To build platform just run next commands
docker build -t openintegrationhub/flows-operator:latest services/flows-operator
docker push openintegrationhub/flows-operator:latest
docker build -t openintegrationhub/scheduler:latest services/scheduler
docker push openintegrationhub/scheduler:latest
docker build -t openintegrationhub/communication-router:latest services/communication-router
docker push openintegrationhub/communication-router:latest
- Platform does not handle changes in task. So to apply changes you need to delete and then recreate flow.
- Platform does not handle task failure. So if component fails, and kubernetes failed to start it within retries defined by standart restart policy, than component will be broken, and the whole flow will be broken
- Platform does not provide a way to configure secrets to download private docker images
- Platform does not provide a way to inject some input data into flow.
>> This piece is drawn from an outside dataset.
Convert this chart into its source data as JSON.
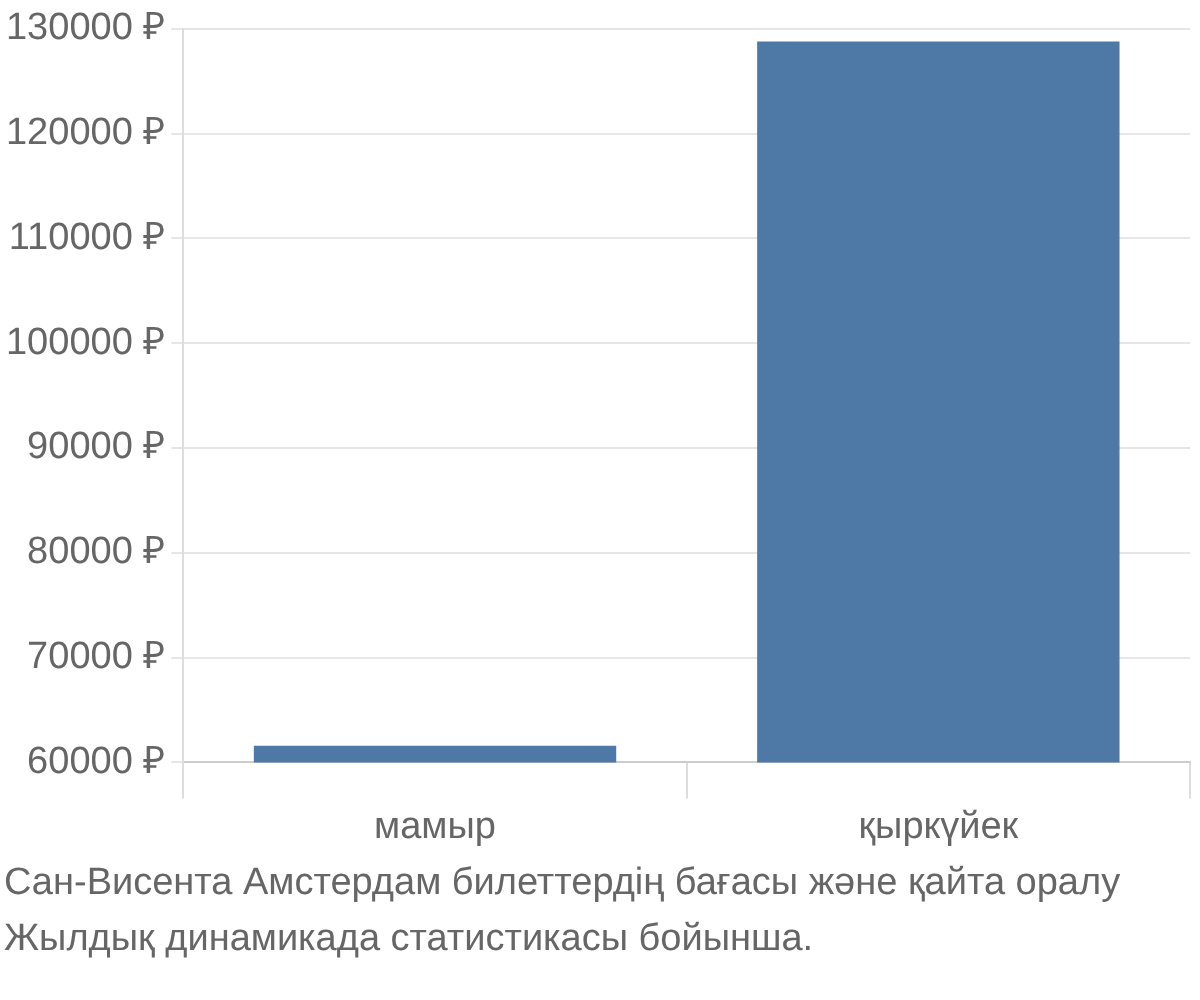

But this may be done by first step itself (e. g. start http server and create kubernete's service to handle input traffic for it)
- Platform does not define resource limits on components. This confuses kubernetes' distribution mechanisms, and in worst case all components may be started at same node, and overload it.
- Platform does not remove queues and exchanges used by task after task deletion
- Platform use same rabbitmq account for itself and for tasks. And requires that account has privileges to create queues and exchanges in virtual host.
- Platform uses rabbitmq inside deployment, and does not persist rabbitmq's durable messages at some "real" storage. So they'll be lost after platform restart
- There may be race condition between external world and service. So fast delete/creation of flow may be ignored
- There may be race condition between scheduler and job start. First timer tick may be lost.